Ma soprattutto il monologo dialogante del personaggio narrato -e dell’autrice- emerge quando al centro della pagina si staglia il grande padre Dante, colto nella parte finale della sua vita-esilio, nel suo rimuginare sul passato, sulla fraterna amicizia con Guido Cavalcanti, diventata poi separazione abissale.
Un altro momento di profonda empatia si manifesta quando Musante invita il lettore all’attenzione per “Il Maestro e Margherita” di Michail Bulgakov: si entra in un labirinto -e non è un caso che qui si parli anche di Borges e dei suoi percorsi senza fine- in cui ci si avvicina al cuore indicibile del senso. Perché questo romanzo, pubblicato postumo a causa dell’occhiuta censura staliniana, è un universo inesauribile di significato, “un’opera”, nota l’autrice che evoca “più mondi paralleli e situazioni grottesche” e che fonde insieme satira, comico, tragedia, religione e politica. È a Mosca che si svolgono storie d’amore, dove uno sfortunato scrittore narra il processo di Gesù e le contraddizioni di un potere distratto e stanco e si assiste all’arrivo di un diavolo che spariglia le carte della burocrazia sovietica.

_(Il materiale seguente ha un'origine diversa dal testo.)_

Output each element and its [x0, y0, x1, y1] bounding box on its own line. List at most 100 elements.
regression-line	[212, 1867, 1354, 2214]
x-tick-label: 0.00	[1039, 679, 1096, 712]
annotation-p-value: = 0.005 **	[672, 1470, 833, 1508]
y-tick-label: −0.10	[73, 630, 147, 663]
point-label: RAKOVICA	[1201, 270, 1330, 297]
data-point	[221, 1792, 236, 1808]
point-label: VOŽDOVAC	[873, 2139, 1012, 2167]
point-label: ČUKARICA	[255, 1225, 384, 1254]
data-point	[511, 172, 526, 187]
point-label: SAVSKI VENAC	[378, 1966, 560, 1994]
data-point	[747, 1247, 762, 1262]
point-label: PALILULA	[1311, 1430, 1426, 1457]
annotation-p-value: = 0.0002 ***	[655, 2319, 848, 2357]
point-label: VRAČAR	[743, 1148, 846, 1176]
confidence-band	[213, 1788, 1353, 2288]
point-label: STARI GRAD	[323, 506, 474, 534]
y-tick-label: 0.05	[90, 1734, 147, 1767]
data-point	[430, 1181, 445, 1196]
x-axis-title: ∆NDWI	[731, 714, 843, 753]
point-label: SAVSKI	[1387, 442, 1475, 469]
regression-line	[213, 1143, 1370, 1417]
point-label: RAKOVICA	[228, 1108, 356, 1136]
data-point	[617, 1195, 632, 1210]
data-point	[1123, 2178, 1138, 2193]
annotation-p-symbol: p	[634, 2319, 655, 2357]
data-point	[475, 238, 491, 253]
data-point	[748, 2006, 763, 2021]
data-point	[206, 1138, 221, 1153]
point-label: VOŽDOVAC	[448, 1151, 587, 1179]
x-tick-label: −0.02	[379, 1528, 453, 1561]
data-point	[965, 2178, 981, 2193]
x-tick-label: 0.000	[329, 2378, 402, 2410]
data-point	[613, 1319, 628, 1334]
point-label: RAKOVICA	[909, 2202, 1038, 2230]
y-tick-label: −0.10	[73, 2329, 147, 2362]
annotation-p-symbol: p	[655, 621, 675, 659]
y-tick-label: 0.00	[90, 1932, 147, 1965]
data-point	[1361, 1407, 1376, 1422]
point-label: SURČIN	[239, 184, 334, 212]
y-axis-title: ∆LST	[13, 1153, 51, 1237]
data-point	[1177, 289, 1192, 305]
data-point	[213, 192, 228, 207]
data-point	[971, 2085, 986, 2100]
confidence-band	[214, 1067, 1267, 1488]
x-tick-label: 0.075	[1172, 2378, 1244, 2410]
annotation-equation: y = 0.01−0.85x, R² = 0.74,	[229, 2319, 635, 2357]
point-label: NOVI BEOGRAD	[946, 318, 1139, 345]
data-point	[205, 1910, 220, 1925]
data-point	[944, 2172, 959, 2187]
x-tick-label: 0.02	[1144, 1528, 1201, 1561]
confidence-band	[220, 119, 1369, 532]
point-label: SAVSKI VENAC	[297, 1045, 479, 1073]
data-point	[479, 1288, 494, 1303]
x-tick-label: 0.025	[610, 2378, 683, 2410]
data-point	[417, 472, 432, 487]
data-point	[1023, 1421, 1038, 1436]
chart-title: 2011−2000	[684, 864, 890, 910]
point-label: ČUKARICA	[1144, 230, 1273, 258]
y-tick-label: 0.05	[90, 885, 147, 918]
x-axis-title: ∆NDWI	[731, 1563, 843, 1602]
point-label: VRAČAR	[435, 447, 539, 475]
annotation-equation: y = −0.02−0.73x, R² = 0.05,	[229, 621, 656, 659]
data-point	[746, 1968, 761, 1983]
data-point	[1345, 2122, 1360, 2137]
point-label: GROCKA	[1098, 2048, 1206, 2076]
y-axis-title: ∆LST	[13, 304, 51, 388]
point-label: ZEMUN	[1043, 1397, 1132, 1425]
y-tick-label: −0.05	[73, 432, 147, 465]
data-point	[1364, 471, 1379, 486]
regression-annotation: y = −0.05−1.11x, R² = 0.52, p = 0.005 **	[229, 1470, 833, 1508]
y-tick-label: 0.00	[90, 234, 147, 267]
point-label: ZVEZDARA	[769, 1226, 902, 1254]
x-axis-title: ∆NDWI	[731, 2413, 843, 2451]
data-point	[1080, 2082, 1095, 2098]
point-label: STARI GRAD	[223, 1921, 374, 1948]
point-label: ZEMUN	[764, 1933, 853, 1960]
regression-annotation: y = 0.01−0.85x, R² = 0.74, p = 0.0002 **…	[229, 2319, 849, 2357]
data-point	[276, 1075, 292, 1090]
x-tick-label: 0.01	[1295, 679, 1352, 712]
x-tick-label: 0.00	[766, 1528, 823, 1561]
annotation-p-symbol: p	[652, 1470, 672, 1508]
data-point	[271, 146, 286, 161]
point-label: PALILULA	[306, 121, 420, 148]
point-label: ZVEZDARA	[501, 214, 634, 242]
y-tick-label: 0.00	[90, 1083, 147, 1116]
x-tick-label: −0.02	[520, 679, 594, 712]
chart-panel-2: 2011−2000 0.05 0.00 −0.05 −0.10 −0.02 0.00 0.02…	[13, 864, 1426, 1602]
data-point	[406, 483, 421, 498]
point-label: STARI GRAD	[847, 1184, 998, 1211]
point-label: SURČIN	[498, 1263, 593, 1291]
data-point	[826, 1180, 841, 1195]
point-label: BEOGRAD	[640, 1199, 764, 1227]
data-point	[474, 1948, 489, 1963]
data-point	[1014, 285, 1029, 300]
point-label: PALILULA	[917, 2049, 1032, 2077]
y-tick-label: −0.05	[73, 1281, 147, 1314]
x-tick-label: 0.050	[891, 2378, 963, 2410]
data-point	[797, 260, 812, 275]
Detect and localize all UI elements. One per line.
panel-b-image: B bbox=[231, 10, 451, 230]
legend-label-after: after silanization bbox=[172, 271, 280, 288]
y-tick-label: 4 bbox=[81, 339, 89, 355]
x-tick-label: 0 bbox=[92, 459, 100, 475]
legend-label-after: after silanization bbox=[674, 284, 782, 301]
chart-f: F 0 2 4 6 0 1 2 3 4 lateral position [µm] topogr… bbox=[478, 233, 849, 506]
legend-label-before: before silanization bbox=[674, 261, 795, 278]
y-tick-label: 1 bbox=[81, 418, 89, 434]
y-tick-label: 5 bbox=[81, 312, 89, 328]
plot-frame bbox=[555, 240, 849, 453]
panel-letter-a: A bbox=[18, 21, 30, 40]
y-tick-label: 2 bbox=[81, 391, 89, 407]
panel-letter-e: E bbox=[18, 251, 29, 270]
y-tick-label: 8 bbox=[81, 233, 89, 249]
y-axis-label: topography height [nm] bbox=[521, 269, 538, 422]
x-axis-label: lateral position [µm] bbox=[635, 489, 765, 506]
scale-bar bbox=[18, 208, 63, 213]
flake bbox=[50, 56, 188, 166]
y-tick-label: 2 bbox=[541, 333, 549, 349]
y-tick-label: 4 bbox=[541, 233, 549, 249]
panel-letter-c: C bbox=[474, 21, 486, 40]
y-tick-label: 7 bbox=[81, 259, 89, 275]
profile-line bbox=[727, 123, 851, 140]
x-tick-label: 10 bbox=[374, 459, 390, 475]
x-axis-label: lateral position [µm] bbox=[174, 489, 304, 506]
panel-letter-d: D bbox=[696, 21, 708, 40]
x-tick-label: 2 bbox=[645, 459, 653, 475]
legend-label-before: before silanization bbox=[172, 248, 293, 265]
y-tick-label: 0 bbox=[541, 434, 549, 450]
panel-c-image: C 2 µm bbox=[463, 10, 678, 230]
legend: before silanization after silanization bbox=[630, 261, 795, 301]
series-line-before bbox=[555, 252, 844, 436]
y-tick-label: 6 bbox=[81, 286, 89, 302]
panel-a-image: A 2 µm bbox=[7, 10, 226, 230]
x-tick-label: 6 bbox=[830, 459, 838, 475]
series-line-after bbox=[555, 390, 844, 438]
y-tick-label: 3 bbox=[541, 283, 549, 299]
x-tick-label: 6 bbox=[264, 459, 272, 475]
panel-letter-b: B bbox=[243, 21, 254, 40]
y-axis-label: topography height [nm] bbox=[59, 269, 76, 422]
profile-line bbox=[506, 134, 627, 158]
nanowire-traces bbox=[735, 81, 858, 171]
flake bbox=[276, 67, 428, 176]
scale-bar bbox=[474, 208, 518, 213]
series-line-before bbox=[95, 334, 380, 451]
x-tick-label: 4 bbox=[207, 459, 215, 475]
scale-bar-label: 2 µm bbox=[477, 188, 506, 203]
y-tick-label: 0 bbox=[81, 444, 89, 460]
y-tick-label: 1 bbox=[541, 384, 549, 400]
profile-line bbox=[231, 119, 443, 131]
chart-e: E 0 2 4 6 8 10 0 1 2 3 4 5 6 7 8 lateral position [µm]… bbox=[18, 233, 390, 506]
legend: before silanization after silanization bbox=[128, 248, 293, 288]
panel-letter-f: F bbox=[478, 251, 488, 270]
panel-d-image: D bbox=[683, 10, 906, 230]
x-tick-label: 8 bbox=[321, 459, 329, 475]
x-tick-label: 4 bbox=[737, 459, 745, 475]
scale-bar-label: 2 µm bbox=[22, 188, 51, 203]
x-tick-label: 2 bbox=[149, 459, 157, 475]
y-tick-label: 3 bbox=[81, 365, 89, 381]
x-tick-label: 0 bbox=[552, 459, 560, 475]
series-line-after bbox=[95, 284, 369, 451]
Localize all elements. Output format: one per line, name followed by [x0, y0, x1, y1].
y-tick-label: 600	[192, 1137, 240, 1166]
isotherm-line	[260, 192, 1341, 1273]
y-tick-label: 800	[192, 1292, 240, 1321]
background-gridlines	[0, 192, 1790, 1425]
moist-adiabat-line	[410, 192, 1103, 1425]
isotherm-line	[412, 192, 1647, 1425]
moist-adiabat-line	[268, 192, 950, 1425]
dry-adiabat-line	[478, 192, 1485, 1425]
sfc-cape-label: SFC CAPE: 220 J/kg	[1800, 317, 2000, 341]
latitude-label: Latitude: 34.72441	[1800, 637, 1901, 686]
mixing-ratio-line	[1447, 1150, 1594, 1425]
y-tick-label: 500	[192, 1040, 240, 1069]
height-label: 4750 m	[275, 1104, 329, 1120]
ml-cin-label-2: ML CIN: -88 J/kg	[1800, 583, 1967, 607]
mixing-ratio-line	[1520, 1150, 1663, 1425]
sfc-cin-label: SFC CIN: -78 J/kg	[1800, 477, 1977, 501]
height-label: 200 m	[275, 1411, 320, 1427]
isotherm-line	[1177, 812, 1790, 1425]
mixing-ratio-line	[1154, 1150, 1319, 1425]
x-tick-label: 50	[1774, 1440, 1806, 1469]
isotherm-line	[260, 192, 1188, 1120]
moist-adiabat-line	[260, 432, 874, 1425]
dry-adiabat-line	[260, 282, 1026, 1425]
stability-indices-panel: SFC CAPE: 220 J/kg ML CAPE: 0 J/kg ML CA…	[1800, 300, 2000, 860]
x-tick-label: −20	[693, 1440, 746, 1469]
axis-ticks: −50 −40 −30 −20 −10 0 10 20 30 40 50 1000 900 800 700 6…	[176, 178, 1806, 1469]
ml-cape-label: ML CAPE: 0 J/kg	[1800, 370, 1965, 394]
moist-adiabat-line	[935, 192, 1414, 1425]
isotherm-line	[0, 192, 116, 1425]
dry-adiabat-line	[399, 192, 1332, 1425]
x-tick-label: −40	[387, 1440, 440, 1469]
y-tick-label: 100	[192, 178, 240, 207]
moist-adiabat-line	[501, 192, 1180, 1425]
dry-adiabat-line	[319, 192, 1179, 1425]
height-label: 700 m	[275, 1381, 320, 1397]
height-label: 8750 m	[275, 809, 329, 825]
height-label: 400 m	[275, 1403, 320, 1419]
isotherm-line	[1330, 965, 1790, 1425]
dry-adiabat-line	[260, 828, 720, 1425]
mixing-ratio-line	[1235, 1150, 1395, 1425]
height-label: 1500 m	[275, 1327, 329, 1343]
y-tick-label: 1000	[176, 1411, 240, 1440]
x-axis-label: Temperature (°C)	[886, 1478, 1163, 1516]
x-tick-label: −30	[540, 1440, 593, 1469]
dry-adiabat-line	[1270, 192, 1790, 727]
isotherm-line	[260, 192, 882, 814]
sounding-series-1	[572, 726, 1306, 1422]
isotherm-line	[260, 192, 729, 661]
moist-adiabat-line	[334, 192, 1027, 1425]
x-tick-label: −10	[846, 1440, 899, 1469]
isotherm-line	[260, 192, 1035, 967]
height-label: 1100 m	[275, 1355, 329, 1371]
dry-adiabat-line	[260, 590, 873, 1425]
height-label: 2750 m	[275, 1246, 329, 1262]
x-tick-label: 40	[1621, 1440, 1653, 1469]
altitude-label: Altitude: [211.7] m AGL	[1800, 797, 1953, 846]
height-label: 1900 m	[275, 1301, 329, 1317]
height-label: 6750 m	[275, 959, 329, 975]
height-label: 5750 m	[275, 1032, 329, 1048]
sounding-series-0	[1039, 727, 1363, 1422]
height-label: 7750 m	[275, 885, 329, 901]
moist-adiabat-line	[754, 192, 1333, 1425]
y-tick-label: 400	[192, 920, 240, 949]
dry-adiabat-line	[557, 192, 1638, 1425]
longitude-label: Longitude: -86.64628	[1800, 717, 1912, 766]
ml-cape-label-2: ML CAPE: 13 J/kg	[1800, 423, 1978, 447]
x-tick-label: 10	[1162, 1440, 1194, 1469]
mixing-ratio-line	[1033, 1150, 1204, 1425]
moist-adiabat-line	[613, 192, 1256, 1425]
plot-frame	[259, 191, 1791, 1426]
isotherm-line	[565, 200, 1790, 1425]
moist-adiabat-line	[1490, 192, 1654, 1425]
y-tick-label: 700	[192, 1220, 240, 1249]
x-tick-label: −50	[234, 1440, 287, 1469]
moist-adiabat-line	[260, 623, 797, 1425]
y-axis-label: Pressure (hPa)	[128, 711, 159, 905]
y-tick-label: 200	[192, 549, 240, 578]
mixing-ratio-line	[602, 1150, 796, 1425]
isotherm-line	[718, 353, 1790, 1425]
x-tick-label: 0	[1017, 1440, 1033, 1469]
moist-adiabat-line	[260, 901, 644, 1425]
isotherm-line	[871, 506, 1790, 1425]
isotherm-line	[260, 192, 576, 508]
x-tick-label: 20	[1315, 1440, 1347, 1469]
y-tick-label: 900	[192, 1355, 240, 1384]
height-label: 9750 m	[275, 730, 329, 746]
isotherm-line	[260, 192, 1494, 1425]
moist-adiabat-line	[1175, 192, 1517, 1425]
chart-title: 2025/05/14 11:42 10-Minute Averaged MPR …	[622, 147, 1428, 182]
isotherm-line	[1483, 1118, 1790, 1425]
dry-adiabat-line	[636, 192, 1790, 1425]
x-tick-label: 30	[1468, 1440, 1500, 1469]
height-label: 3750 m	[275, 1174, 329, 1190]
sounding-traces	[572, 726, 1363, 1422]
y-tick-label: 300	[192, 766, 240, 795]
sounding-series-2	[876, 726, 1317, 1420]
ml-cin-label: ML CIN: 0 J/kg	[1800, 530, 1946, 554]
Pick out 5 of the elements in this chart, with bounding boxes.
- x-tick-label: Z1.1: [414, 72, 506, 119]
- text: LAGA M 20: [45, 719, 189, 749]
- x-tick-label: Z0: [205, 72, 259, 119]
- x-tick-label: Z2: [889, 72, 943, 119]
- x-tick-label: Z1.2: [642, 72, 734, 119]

Un romanzo “pericoloso” per il regime di allora, perché rivelava le bassezze, il tramonto degli ideali e il bisogno sempre presente di una fede diversa e non legata alla materia.
Anche “Otello” di Shakespeare viene attualizzato in uno scenario di mescidazione etnica e culturale in cui l’armatura che difende un ragazzo dalle minacce esterne diventa la prigione silente e oscura in cui continua la tragedia della violenza come possesso terminale.
Un libro, questo “Prima eravamo azzurri” che non conosce etichette, per sé e per gli altri, perché qui si incontrano autrici d’oggi come Annie Ernaux o Jean Didion, classici moderni del calibro di Bradbury e Borges o più lontani nel tempo (ma non nel significato) come Jan Potocki, Leopardi, Shelley e molti altri che riprendono attualità grazie a libri come questo: familiari ma anche risentiti, come quando Musante riprende la dolente pagina del massacro di Ipazia.
Un libro anche utile, se a questo aggettivo togliamo la dimensione contemporanea di immediato ritorno materiale e riprendiamo l’antico e sempre valido senso di crescita complessiva.
Anche la scienza ci ha mostrato il grande benessere psichico e fisico portato dalla lettura e dal confronto con gli altri, anche attraverso la materiale pagina.